3. Two intermediaries (producer → wholesaler → retailer → customer)
Common for FMCG with thousands of small retailers.
Examples: drinks (Heineken → Booker wholesale → corner shop → customer).
Advantages:
- Reach — wholesalers serve many small retailers.
- Reduces logistics — fewer shipments to manage.
Disadvantages:
- Even lower margin — two cuts.
- Even less direct contact.
- Slow market response — message has to filter through.
4. Multichannel
Multiple channels at once — own shops, online, retailer, wholesaler.
Most modern brands use multichannel. Apple sells via Apple Stores, Apple.com, plus authorised resellers (John Lewis, Currys), plus mobile carriers.
E-commerce and m-commerce
E-commerce = selling online. M-commerce = selling via mobile app.
How e-commerce changes place
- 24/7 trading — customers buy any time.
- Global reach — small UK firm sells to Australia.
- Lower premises cost — no high-street rent.
- Customer data — every click captured.
- Returns and customer service costs higher — fashion ~30 % return rate.
- Distribution centres dominate — Amazon UK has 30+ fulfilment centres.
Mobile dominates
- 70 %+ of UK e-commerce now via mobile.
- Apps drive engagement (Greggs, Tesco, McDonald's).
- M-commerce includes BNPL (Klarna), digital wallets (Apple Pay), social commerce (Instagram Shop).
Click-and-collect
Customer orders online, collects in store or at a locker.

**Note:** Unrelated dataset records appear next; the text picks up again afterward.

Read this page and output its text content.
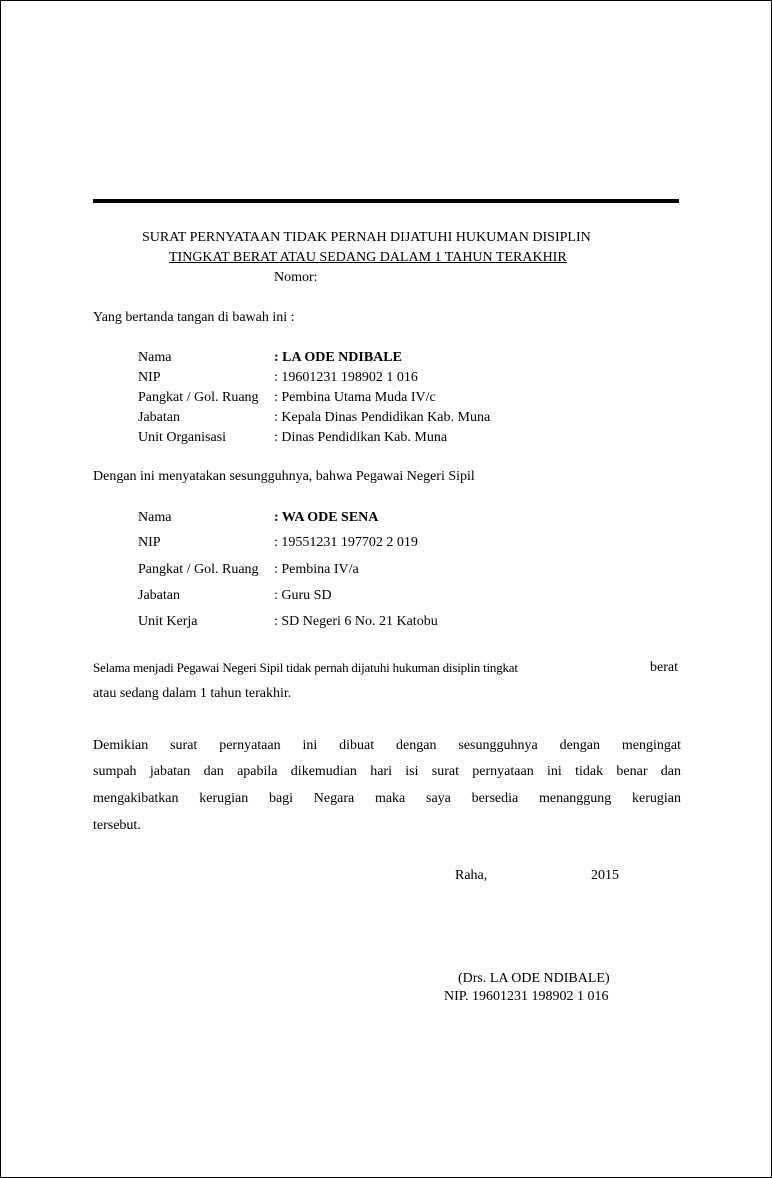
SURAT PERNYATAAN TIDAK PERNAH DIJATUHI HUKUMAN DISIPLIN
TINGKAT BERAT ATAU SEDANG DALAM 1 TAHUN TERAKHIR
Nomor:
Yang bertanda tangan di bawah ini :
Nama	: LA ODE NDIBALE
NIP	: 19601231 198902 1 016
Pangkat / Gol. Ruang : Pembina Utama Muda IV/c
Jabatan	: Kepala Dinas Pendidikan Kab. Muna
Unit Organisasi	: Dinas Pendidikan Kab. Muna
Dengan ini menyatakan sesungguhnya, bahwa Pegawai Negeri Sipil
Nama	: WA ODE SENA
NIP	: 19551231 197702 2 019
Pangkat / Gol. Ruang : Pembina IV/a
Jabatan	: Guru SD
Unit Kerja	: SD Negeri 6 No. 21 Katobu
Selama menjadi Pegawai Negeri Sipil tidak pernah dijatuhi hukuman disiplin tingkat	berat
atau sedang dalam 1 tahun terakhir.
Demikian surat pernyataan ini dibuat dengan sesungguhnya dengan mengingat
sumpah jabatan dan apabila dikemudian hari isi surat pernyataan ini tidak benar dan
mengakibatkan kerugian bagi Negara maka saya bersedia menanggung kerugian
tersebut.
Raha,	2015
(Drs. LA ODE NDIBALE)
NIP. 19601231 198902 1 016
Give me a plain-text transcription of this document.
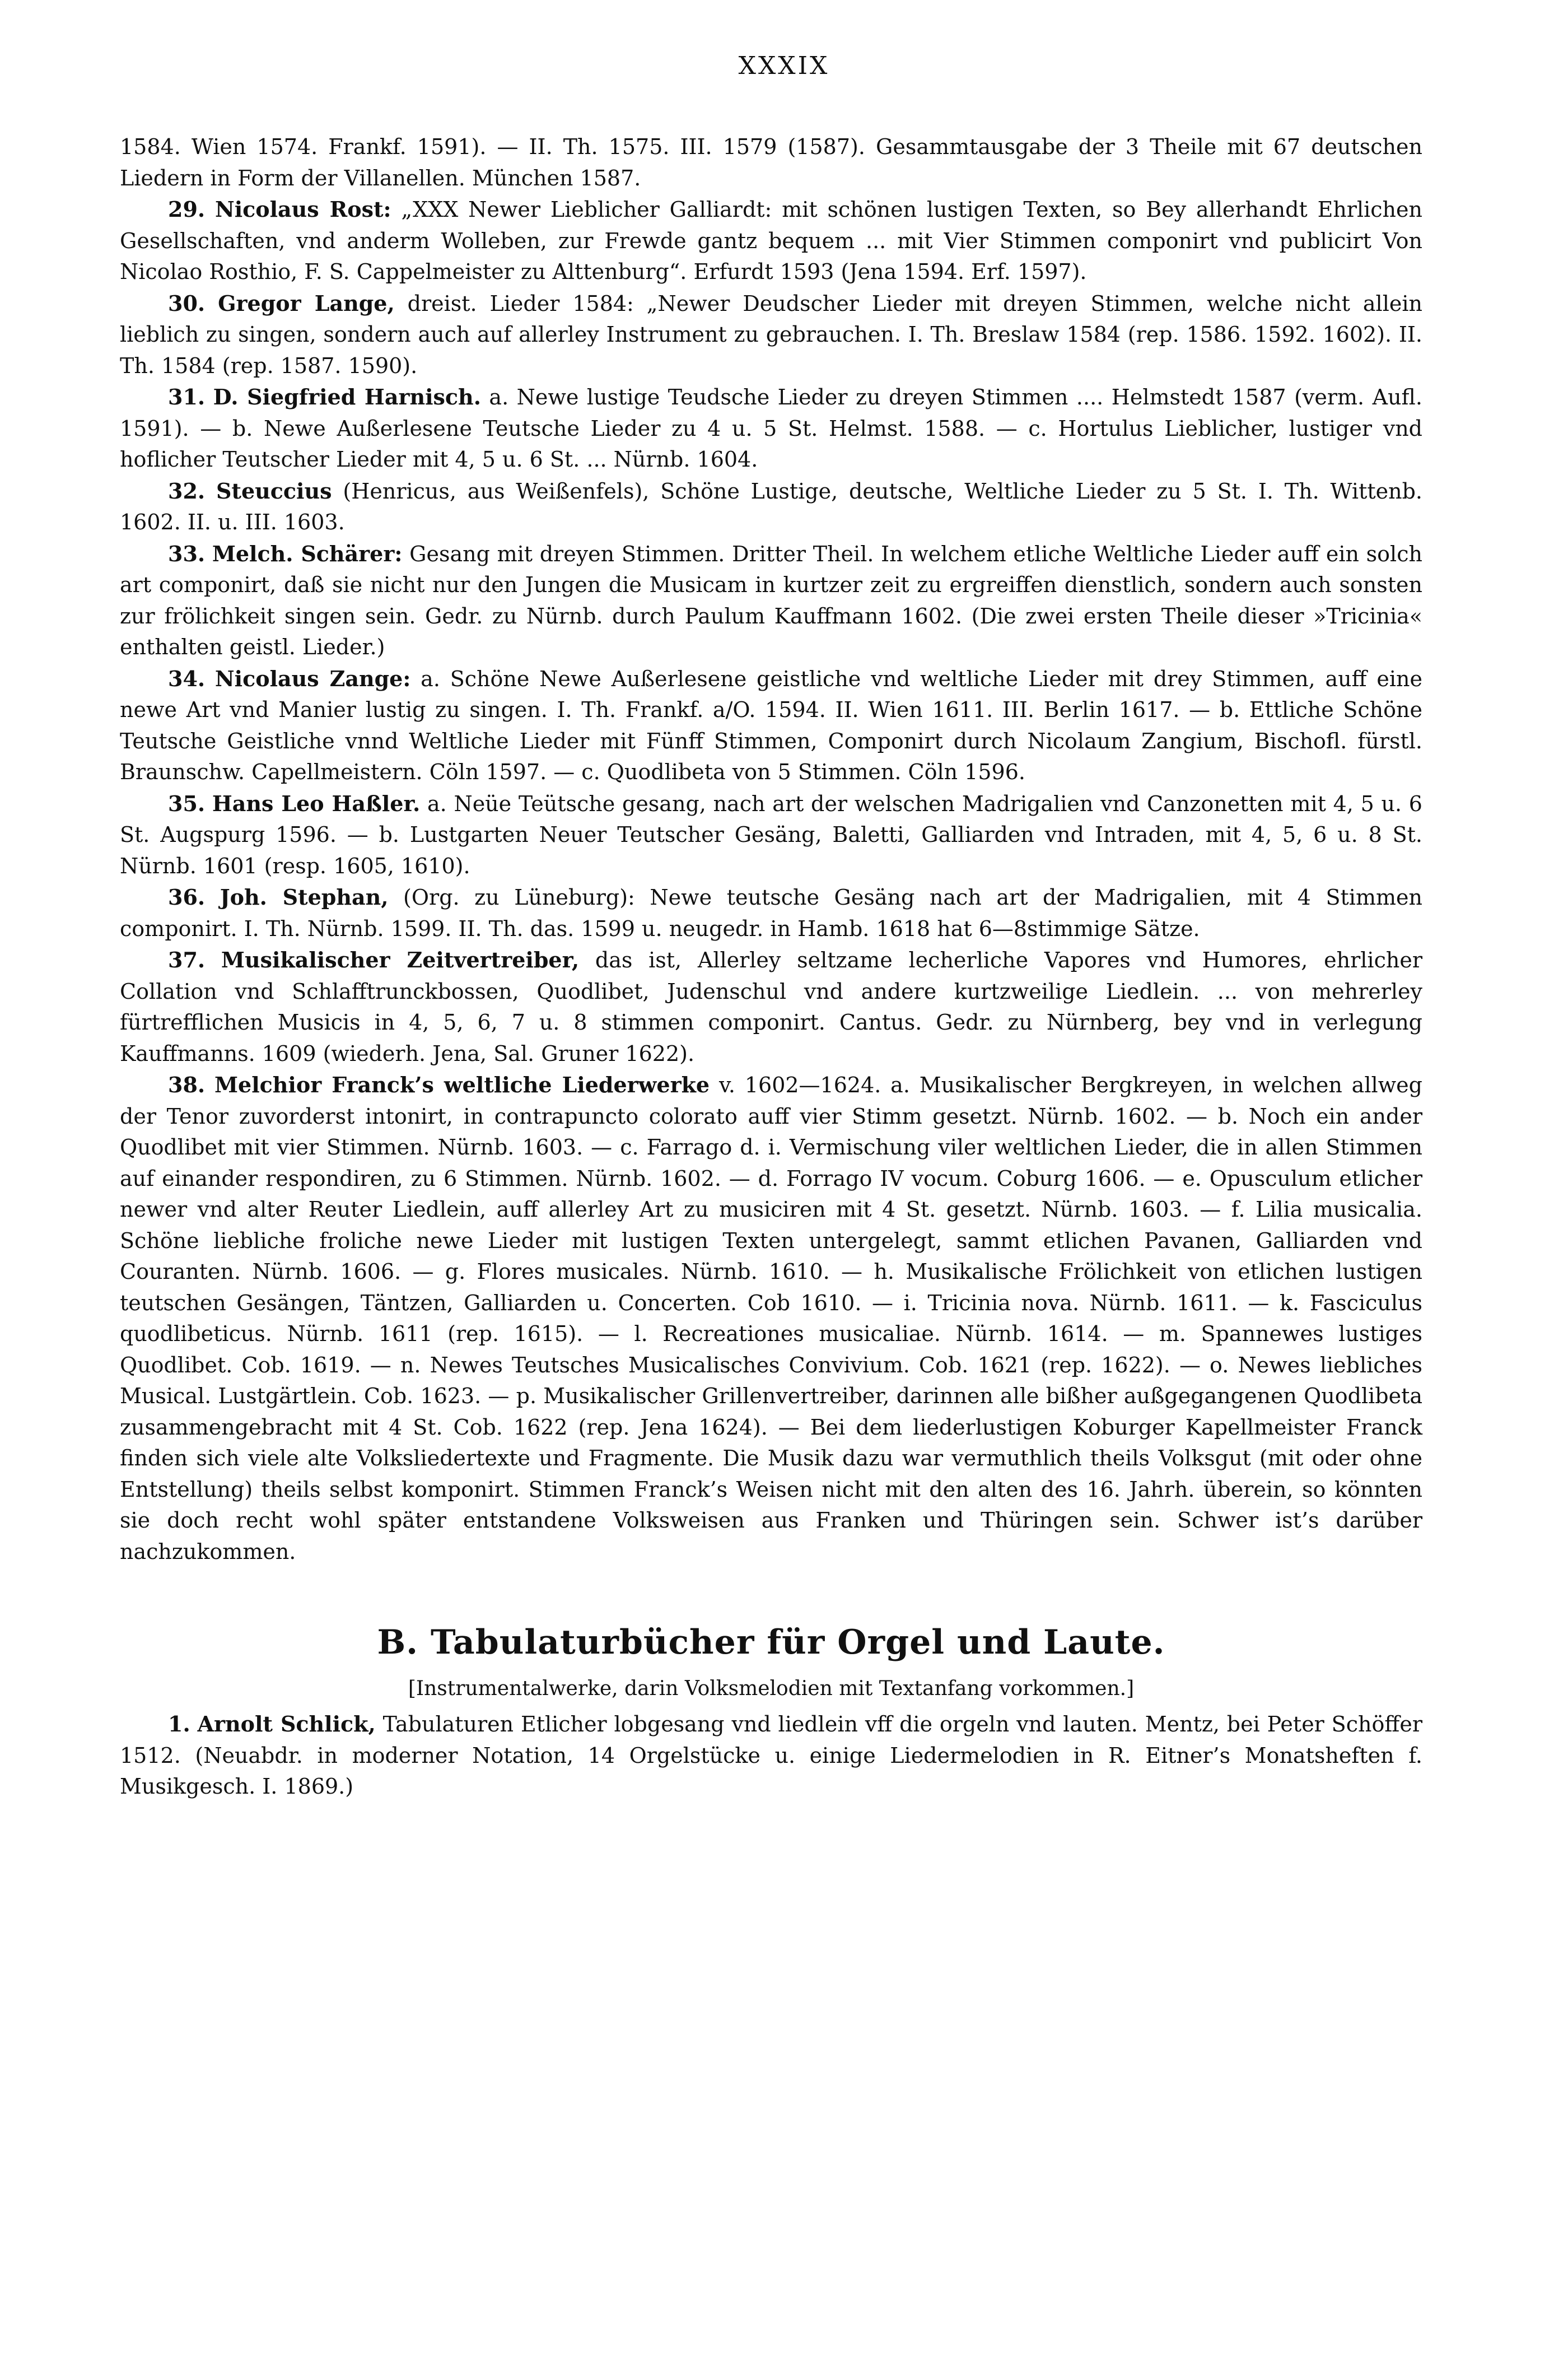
XXXIX

1584. Wien 1574. Frankf. 1591). — II. Th. 1575. III. 1579 (1587). Gesammtausgabe der 3 Theile mit 67 deutschen Liedern in Form der Villanellen. München 1587.

29. Nicolaus Rost: „XXX Newer Lieblicher Galliardt: mit schönen lustigen Texten, so Bey allerhandt Ehrlichen Gesellschaften, vnd anderm Wolleben, zur Frewde gantz bequem ... mit Vier Stimmen componirt vnd publicirt Von Nicolao Rosthio, F. S. Cappelmeister zu Alttenburg“. Erfurdt 1593 (Jena 1594. Erf. 1597).

30. Gregor Lange, dreist. Lieder 1584: „Newer Deudscher Lieder mit dreyen Stimmen, welche nicht allein lieblich zu singen, sondern auch auf allerley Instrument zu gebrauchen. I. Th. Breslaw 1584 (rep. 1586. 1592. 1602). II. Th. 1584 (rep. 1587. 1590).

31. D. Siegfried Harnisch. a. Newe lustige Teudsche Lieder zu dreyen Stimmen .... Helmstedt 1587 (verm. Aufl. 1591). — b. Newe Außerlesene Teutsche Lieder zu 4 u. 5 St. Helmst. 1588. — c. Hortulus Lieblicher, lustiger vnd hoflicher Teutscher Lieder mit 4, 5 u. 6 St. ... Nürnb. 1604.

32. Steuccius (Henricus, aus Weißenfels), Schöne Lustige, deutsche, Weltliche Lieder zu 5 St. I. Th. Wittenb. 1602. II. u. III. 1603.

33. Melch. Schärer: Gesang mit dreyen Stimmen. Dritter Theil. In welchem etliche Weltliche Lieder auff ein solch art componirt, daß sie nicht nur den Jungen die Musicam in kurtzer zeit zu ergreiffen dienstlich, sondern auch sonsten zur frölichkeit singen sein. Gedr. zu Nürnb. durch Paulum Kauffmann 1602. (Die zwei ersten Theile dieser »Tricinia« enthalten geistl. Lieder.)

34. Nicolaus Zange: a. Schöne Newe Außerlesene geistliche vnd weltliche Lieder mit drey Stimmen, auff eine newe Art vnd Manier lustig zu singen. I. Th. Frankf. a/O. 1594. II. Wien 1611. III. Berlin 1617. — b. Ettliche Schöne Teutsche Geistliche vnnd Weltliche Lieder mit Fünff Stimmen, Componirt durch Nicolaum Zangium, Bischofl. fürstl. Braunschw. Capellmeistern. Cöln 1597. — c. Quodlibeta von 5 Stimmen. Cöln 1596.

35. Hans Leo Haßler. a. Neüe Teütsche gesang, nach art der welschen Madrigalien vnd Canzonetten mit 4, 5 u. 6 St. Augspurg 1596. — b. Lustgarten Neuer Teutscher Gesäng, Baletti, Galliarden vnd Intraden, mit 4, 5, 6 u. 8 St. Nürnb. 1601 (resp. 1605, 1610).

36. Joh. Stephan, (Org. zu Lüneburg): Newe teutsche Gesäng nach art der Madrigalien, mit 4 Stimmen componirt. I. Th. Nürnb. 1599. II. Th. das. 1599 u. neugedr. in Hamb. 1618 hat 6—8stimmige Sätze.

37. Musikalischer Zeitvertreiber, das ist, Allerley seltzame lecherliche Vapores vnd Humores, ehrlicher Collation vnd Schlafftrunckbossen, Quodlibet, Judenschul vnd andere kurtzweilige Liedlein. ... von mehrerley fürtrefflichen Musicis in 4, 5, 6, 7 u. 8 stimmen componirt. Cantus. Gedr. zu Nürnberg, bey vnd in verlegung Kauffmanns. 1609 (wiederh. Jena, Sal. Gruner 1622).

38. Melchior Franck’s weltliche Liederwerke v. 1602—1624. a. Musikalischer Bergkreyen, in welchen allweg der Tenor zuvorderst intonirt, in contrapuncto colorato auff vier Stimm gesetzt. Nürnb. 1602. — b. Noch ein ander Quodlibet mit vier Stimmen. Nürnb. 1603. — c. Farrago d. i. Vermischung viler weltlichen Lieder, die in allen Stimmen auf einander respondiren, zu 6 Stimmen. Nürnb. 1602. — d. Forrago IV vocum. Coburg 1606. — e. Opusculum etlicher newer vnd alter Reuter Liedlein, auff allerley Art zu musiciren mit 4 St. gesetzt. Nürnb. 1603. — f. Lilia musicalia. Schöne liebliche froliche newe Lieder mit lustigen Texten untergelegt, sammt etlichen Pavanen, Galliarden vnd Couranten. Nürnb. 1606. — g. Flores musicales. Nürnb. 1610. — h. Musikalische Frölichkeit von etlichen lustigen teutschen Gesängen, Täntzen, Galliarden u. Concerten. Cob 1610. — i. Tricinia nova. Nürnb. 1611. — k. Fasciculus quodlibeticus. Nürnb. 1611 (rep. 1615). — l. Recreationes musicaliae. Nürnb. 1614. — m. Spannewes lustiges Quodlibet. Cob. 1619. — n. Newes Teutsches Musicalisches Convivium. Cob. 1621 (rep. 1622). — o. Newes liebliches Musical. Lustgärtlein. Cob. 1623. — p. Musikalischer Grillenvertreiber, darinnen alle bißher außgegangenen Quodlibeta zusammengebracht mit 4 St. Cob. 1622 (rep. Jena 1624). — Bei dem liederlustigen Koburger Kapellmeister Franck finden sich viele alte Volksliedertexte und Fragmente. Die Musik dazu war vermuthlich theils Volksgut (mit oder ohne Entstellung) theils selbst komponirt. Stimmen Franck’s Weisen nicht mit den alten des 16. Jahrh. überein, so könnten sie doch recht wohl später entstandene Volksweisen aus Franken und Thüringen sein. Schwer ist’s darüber nachzukommen.

B. Tabulaturbücher für Orgel und Laute.

[Instrumentalwerke, darin Volksmelodien mit Textanfang vorkommen.]

1. Arnolt Schlick, Tabulaturen Etlicher lobgesang vnd liedlein vff die orgeln vnd lauten. Mentz, bei Peter Schöffer 1512. (Neuabdr. in moderner Notation, 14 Orgelstücke u. einige Liedermelodien in R. Eitner’s Monatsheften f. Musikgesch. I. 1869.)
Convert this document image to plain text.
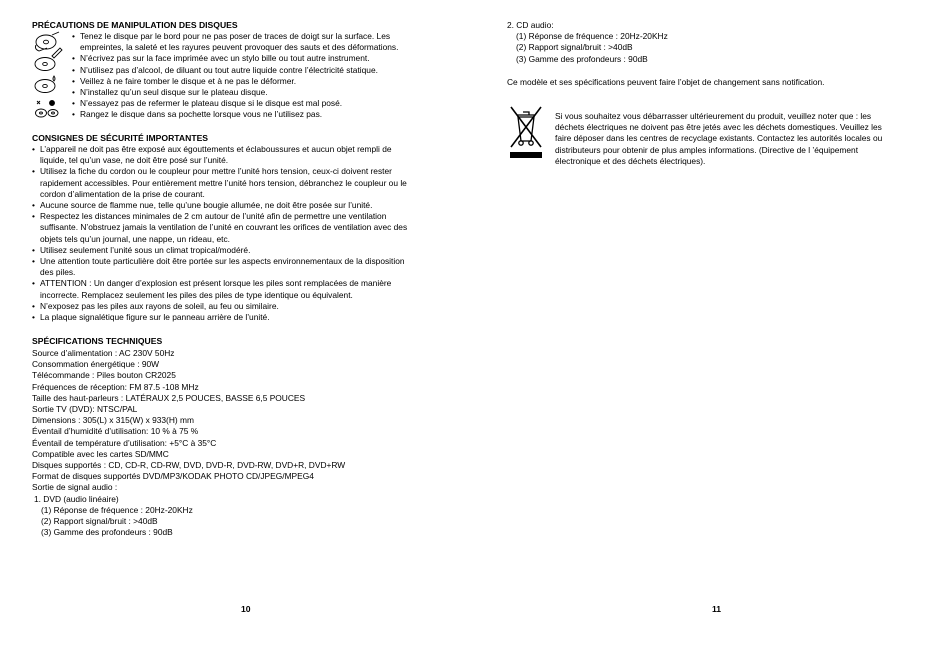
PRÉCAUTIONS DE MANIPULATION DES DISQUES

• Tenez le disque par le bord pour ne pas poser de traces de doigt sur la surface. Les

empreintes, la saleté et les rayures peuvent provoquer des sauts et des déformations.

• N’écrivez pas sur la face imprimée avec un stylo bille ou tout autre instrument.

• N’utilisez pas d’alcool, de diluant ou tout autre liquide contre l’électricité statique.

• Veillez à ne faire tomber le disque et à ne pas le déformer.

• N’installez qu’un seul disque sur le plateau disque.

• N’essayez pas de refermer le plateau disque si le disque est mal posé.

• Rangez le disque dans sa pochette lorsque vous ne l’utilisez pas.

CONSIGNES DE SÉCURITÉ IMPORTANTES

• L’appareil ne doit pas être exposé aux égouttements et éclaboussures et aucun objet rempli de

liquide, tel qu’un vase, ne doit être posé sur l’unité.

• Utilisez la fiche du cordon ou le coupleur pour mettre l’unité hors tension, ceux-ci doivent rester

rapidement accessibles. Pour entièrement mettre l’unité hors tension, débranchez le coupleur ou le

cordon d’alimentation de la prise de courant.

• Aucune source de flamme nue, telle qu’une bougie allumée, ne doit être posée sur l’unité.

• Respectez les distances minimales de 2 cm autour de l’unité afin de permettre une ventilation

suffisante. N’obstruez jamais la ventilation de l’unité en couvrant les orifices de ventilation avec des

objets tels qu’un journal, une nappe, un rideau, etc.

• Utilisez seulement l’unité sous un climat tropical/modéré.

• Une attention toute particulière doit être portée sur les aspects environnementaux de la disposition

des piles.

• ATTENTION : Un danger d’explosion est présent lorsque les piles sont remplacées de manière

incorrecte. Remplacez seulement les piles des piles de type identique ou équivalent.

• N’exposez pas les piles aux rayons de soleil, au feu ou similaire.

• La plaque signalétique figure sur le panneau arrière de l’unité.

SPÉCIFICATIONS TECHNIQUES

Source d’alimentation : AC 230V 50Hz

Consommation énergétique : 90W

Télécommande : Piles bouton CR2025

Fréquences de réception: FM 87.5 -108 MHz

Taille des haut-parleurs : LATÉRAUX 2,5 POUCES, BASSE 6,5 POUCES

Sortie TV (DVD): NTSC/PAL

Dimensions : 305(L) x 315(W) x 933(H) mm

Éventail d’humidité d’utilisation: 10 % à 75 %

Éventail de température d’utilisation: +5°C à 35°C

Compatible avec les cartes SD/MMC

Disques supportés : CD, CD-R, CD-RW, DVD, DVD-R, DVD-RW, DVD+R, DVD+RW

Format de disques supportés DVD/MP3/KODAK PHOTO CD/JPEG/MPEG4

Sortie de signal audio :

1. DVD (audio linéaire)

(1) Réponse de fréquence : 20Hz-20KHz

(2) Rapport signal/bruit : >40dB

(3) Gamme des profondeurs : 90dB

10

2. CD audio:

(1) Réponse de fréquence : 20Hz-20KHz

(2) Rapport signal/bruit : >40dB

(3) Gamme des profondeurs : 90dB

Ce modèle et ses spécifications peuvent faire l’objet de changement sans notification.

Si vous souhaitez vous débarrasser ultérieurement du produit, veuillez noter que : les

déchets électriques ne doivent pas être jetés avec les déchets domestiques. Veuillez les

faire déposer dans les centres de recyclage existants. Contactez les autorités locales ou

distributeurs pour obtenir de plus amples informations. (Directive de l ’équipement

électronique et des déchets électriques).

11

- Combines online convenience with in-store benefits.
- Reduces delivery cost.
- Drives in-store visits — customers buy extra items (Argos, M&S, Tesco).
- ~60 % of UK consumers used click-and-collect in 2024.
Distribution decisions
Factors:
- Type of product — perishable, bulky, valuable, branded?
- Customer expectations — fast delivery, in-store experience?
- Competition — where do rivals sell?
- Cost — own stores expensive; e-commerce cheaper.
- Brand image — luxury limits to selective channels.
- Geographic scope — local, national, global?
✦Worked example— Examples of place strategies
- Apple — multichannel: own stores, .com, authorised resellers, carriers.
- Tesla — direct only. No dealers; website + own showrooms.
- Coca-Cola — through wholesalers, supermarkets, vending machines, restaurants — anywhere thirsty customers are.
- Aston Martin — selective. Authorised dealers only; protects brand and price.
- Amazon — pure e-commerce + click-and-collect via Amazon Lockers.
Logistics — getting goods there
- In-house — own fleet (Sainsbury's home delivery vans).
- Third-party logistics (3PL) — DHL, DPD, Yodel.
- Last mile — final delivery to home/store; most expensive part of supply chain.
- Returns logistics — increasingly important; Amazon, Asos lead.
Modern logistics uses real-time tracking, route optimisation, electric vehicles for sustainability.
Examiner tips
For 6+ mark questions on place, link the type of product and customer to the channel chosen. Discuss trade-offs (margin vs reach; control vs cost). Use named businesses with specific channel choices.